Özgür Gündem -Selami İnce – 4 Temmuz 1992
Sosyolog Dr. İsmail Beşikçi, artık Türkiye’nin siyasi hayatında Kürt ve Kürdistan’ın çok önemli birer gerçeklik olduğunu savundu. “Bunun resmi ideolojiyle çarpıtılması, yok sayılması veya niteliğinin değiştirilmesi mümkün değildir” diyen Beşikçi, Kürt ulusunun, diliyle, kültürüyle, tarihiyle, Türkler’den ayrı bir ulus, Kürdistan’ın da ayrı bir ülke olduğunu ifade etti. Geçtiğimiz günlerde 900 Milyon Lira para ve 45 yıl hapis cezası istemiyle 9 kitabı için yargılanan Beşikçi ile yıllardır sürdürdüğü aydın tavrı ve mücadelesi hakkında konuştuk.

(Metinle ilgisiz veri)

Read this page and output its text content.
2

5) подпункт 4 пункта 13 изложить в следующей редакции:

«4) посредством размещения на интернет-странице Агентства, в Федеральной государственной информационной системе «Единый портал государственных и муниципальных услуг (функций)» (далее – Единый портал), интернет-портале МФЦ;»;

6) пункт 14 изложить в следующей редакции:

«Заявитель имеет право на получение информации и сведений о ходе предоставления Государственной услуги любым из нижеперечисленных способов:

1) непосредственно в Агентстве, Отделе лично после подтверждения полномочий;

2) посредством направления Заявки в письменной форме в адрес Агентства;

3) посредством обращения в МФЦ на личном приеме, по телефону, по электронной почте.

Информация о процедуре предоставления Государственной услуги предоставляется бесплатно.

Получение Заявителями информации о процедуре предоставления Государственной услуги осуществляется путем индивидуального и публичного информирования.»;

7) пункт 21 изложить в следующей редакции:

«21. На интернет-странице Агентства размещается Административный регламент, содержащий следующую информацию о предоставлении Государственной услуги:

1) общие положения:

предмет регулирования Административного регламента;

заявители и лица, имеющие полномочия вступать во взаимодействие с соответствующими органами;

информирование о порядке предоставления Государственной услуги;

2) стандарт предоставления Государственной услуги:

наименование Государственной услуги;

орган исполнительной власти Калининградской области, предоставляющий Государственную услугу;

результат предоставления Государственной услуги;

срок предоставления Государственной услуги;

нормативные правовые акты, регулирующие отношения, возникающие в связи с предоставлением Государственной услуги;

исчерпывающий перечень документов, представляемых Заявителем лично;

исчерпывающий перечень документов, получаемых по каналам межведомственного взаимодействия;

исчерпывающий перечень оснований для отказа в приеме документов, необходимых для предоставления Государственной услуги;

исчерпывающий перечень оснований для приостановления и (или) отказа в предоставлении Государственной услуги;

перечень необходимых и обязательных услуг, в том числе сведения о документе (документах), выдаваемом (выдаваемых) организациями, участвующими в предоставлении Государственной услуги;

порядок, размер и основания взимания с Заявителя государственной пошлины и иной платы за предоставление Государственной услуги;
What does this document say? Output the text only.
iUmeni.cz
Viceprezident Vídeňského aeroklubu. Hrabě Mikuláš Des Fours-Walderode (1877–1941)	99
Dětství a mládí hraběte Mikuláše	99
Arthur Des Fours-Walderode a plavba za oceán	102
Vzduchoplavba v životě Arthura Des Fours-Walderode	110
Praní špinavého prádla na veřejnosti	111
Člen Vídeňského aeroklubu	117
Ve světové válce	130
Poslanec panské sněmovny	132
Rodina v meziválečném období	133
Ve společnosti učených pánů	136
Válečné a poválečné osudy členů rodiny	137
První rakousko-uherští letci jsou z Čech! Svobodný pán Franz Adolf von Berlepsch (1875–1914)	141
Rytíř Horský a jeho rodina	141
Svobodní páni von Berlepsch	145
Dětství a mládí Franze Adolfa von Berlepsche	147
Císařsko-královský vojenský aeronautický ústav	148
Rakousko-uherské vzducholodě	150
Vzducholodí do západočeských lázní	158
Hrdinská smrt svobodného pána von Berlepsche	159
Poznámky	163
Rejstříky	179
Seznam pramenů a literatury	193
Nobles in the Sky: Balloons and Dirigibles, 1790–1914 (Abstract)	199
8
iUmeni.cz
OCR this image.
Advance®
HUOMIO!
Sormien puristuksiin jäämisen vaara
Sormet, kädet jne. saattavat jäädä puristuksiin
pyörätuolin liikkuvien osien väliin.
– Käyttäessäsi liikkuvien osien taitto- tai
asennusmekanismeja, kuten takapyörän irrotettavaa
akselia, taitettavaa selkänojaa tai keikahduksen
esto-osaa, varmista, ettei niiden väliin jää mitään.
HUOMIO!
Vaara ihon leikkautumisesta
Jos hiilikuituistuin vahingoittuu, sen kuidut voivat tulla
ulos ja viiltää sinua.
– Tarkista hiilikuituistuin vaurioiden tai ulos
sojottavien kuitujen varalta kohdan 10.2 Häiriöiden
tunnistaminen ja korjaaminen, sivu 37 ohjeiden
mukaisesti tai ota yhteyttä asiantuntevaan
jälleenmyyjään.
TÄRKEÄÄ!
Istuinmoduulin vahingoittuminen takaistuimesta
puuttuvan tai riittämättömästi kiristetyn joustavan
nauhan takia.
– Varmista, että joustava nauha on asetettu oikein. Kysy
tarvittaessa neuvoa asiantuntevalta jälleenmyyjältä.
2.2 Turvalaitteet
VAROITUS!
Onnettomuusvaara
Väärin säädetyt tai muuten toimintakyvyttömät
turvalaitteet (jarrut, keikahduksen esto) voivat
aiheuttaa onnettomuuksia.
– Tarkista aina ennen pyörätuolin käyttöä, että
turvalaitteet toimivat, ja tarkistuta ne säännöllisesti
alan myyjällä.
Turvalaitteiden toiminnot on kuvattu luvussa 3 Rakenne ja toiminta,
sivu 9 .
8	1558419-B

-Hakkınızdaki davalar bitmiyor. Son yargılamanızda da sizden 900 milyon lira istendi. İlk mahkemenizden son mahkemenize kadar Kürdistan’da ve savcılarda ne değişti?
BEŞİKÇİ - Ben 1960’lı yıllardan bu yana Kürtlerle ilgili araştırmalar yapıyorum. O yıllarda Türkiye’nin en demokratik dönemin yaşadığına inanılır. Oysa o dönem Kürt sorunu en az tartışılan konulardan biriydi. 1980’li yıllar ise en antidemokratik yıllar olarak bilinir ve öyledir de. Fakat 12 Eylül sonrasındaki bu dönemde Kürdistan sorunun anlaşılmasında büyük bir ilerleme oldu. Bu bir mevzuat değişimi sonunda gelişen bir durum değil. İnsanların zihninde büyük bir değişiklik oldu. İnsanlar zihinlerini özgürleştirdiler. 1960’lı yıllara nazaran sorunun anlaşılmasında ve anlatılmasında çok büyük bir gelişme var.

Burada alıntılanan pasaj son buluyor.